Другое дело, что за то, чтобы эти веселые молодые парни сейчас шагали по улицам одного из прекраснейших городов Европы под разудалые марши своей родины, неизменные со времен ландскнехтов, заплатили другие и немало. Собственно, Эрнст сам был среди тех, кто здорово потрудился ради этой победы. Но сейчас, слушая грохот звонкого солдатского шага и любуясь плывущими знаменами, он об этом нисколько не сожалел.

Его собеседник был явно иного мнения. То и дело вытирая вышитым платком потеющий лоб, он смотрел на бесконечную ленту марширующих солдат с бессильным унынием, будто перед ним описывали его имущество или уводили в рабство дочь за долги. Впрочем, это-то было недалеко от истины.

Разухабистая песня о прекрасной девушке Лоре, гремевшая в ту минуту на все окрестные улицы, совершенно заглушила звук шагов у них за спиной. Эрнст, правда, успел, так как привычка не позволила ему отмахнуться от прошедшего по спине холодка, а вот маркграф, не отрывавший печальных, как у бездомной собаки, глаз от марширующего строя, не шевельнулся и тогда, когда Эрнст уже низко склонился перед истинным хозяином торжества.

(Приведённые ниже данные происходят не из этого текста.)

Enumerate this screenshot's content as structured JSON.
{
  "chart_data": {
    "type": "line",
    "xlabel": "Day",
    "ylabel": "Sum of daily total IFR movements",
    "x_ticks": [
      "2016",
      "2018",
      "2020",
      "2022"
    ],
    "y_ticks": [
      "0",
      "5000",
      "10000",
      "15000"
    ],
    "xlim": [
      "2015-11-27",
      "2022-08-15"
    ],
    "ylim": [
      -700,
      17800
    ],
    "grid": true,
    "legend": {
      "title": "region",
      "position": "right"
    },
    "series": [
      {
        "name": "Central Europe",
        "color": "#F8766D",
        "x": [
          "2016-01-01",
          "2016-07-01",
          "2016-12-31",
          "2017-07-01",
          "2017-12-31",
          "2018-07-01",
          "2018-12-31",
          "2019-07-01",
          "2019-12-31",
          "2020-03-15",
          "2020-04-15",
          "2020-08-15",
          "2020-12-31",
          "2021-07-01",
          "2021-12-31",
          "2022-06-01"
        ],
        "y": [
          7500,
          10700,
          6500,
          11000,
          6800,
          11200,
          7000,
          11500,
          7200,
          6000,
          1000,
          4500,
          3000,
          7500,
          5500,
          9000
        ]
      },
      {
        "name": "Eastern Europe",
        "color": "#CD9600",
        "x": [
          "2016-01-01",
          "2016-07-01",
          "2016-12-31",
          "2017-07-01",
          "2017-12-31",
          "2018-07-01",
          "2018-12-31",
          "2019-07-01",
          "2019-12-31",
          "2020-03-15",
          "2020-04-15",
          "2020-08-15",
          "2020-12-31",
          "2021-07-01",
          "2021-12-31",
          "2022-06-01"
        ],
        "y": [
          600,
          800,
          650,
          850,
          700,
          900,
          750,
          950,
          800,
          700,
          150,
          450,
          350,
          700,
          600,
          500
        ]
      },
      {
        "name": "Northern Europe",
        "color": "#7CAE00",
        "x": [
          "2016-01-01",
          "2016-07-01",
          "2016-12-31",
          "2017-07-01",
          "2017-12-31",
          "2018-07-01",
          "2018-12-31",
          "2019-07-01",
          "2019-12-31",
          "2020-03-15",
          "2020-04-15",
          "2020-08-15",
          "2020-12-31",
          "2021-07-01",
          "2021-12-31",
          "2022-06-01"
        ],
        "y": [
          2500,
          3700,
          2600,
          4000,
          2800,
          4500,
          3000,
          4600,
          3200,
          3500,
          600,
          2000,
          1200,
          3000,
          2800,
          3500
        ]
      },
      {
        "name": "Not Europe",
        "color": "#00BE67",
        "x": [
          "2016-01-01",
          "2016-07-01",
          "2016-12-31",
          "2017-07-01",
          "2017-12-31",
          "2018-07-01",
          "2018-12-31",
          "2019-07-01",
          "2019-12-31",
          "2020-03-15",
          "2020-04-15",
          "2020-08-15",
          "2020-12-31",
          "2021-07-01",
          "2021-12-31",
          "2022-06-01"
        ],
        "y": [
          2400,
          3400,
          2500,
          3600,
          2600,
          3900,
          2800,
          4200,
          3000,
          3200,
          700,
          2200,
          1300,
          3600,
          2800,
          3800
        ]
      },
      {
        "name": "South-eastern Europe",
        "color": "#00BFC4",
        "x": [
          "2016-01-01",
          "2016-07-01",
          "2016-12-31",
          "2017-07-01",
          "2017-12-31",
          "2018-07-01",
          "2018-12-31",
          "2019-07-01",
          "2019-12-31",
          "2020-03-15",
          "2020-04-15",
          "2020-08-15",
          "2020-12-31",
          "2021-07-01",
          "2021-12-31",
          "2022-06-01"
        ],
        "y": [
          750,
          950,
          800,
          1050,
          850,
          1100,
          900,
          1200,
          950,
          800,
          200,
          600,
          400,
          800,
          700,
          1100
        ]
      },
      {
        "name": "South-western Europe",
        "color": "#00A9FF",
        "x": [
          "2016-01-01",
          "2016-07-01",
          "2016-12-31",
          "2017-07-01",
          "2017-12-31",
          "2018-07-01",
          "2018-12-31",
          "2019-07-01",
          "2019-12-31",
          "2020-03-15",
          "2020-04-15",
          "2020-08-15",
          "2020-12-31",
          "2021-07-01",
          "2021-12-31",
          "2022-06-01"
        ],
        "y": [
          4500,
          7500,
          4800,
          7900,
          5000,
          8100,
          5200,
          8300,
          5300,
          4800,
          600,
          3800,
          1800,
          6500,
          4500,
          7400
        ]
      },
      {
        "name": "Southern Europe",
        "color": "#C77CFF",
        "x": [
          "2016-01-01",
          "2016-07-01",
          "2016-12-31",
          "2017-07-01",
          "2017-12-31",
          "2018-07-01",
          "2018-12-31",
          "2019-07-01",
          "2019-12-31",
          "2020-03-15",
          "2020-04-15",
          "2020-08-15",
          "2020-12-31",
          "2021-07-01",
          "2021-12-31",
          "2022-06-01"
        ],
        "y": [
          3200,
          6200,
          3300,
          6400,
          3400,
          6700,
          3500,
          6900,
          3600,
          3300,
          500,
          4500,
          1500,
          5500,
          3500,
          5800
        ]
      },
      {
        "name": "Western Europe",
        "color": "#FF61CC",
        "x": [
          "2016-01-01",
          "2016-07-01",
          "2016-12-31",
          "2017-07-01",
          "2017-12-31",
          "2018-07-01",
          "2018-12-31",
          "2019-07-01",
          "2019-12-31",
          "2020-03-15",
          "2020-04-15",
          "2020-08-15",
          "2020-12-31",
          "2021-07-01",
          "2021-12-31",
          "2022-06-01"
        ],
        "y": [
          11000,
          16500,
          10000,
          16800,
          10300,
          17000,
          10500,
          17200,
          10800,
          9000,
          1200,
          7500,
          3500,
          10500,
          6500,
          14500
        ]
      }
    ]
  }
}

– Прекрасный день, господа. Эрнст, друг мой, право…

Поразительно, как голос его господина, низкий мягкий, всё же был четко слышен – будто оркестр специально примолк, а солдаты стали ступать тише кошек. Но нет, конечно, стоило подпрыгнувшему маркграфу начать бормотать извинения, сразу же стало ясно, что этой магией владел только Магистр.

Извинения он прервал, едва шевельнув рукой.

– Начнем с дела, – только и сказал он, бесстрастно и вроде бы чуть суховато.

– Конечно-конечно…

Засуетившийся маркграф рванулся назад в полумрак комнаты, обернулся, будто ожидая, что они последуют, но Магистр уже не смотрел на него, одаряя безраздельным вниманием гордый строй внизу.

– Вот и начинается, Эрнст, – проговорил он, опершись о кованую решетку балкона, и опять Эрнсту не пришлось напрягать слух, чтобы расслышать его даже сквозь яростный бой барабанов и гром звенящих шагов. – Благодарю вас. Вы прекрасно поработали.

Эрнст решил, что неплохо было бы ещё чуть поклониться в ответ на похвалу.

– Мой повелитель, что теперь?

Его господин обратил на него ласковый взгляд угольных глаз.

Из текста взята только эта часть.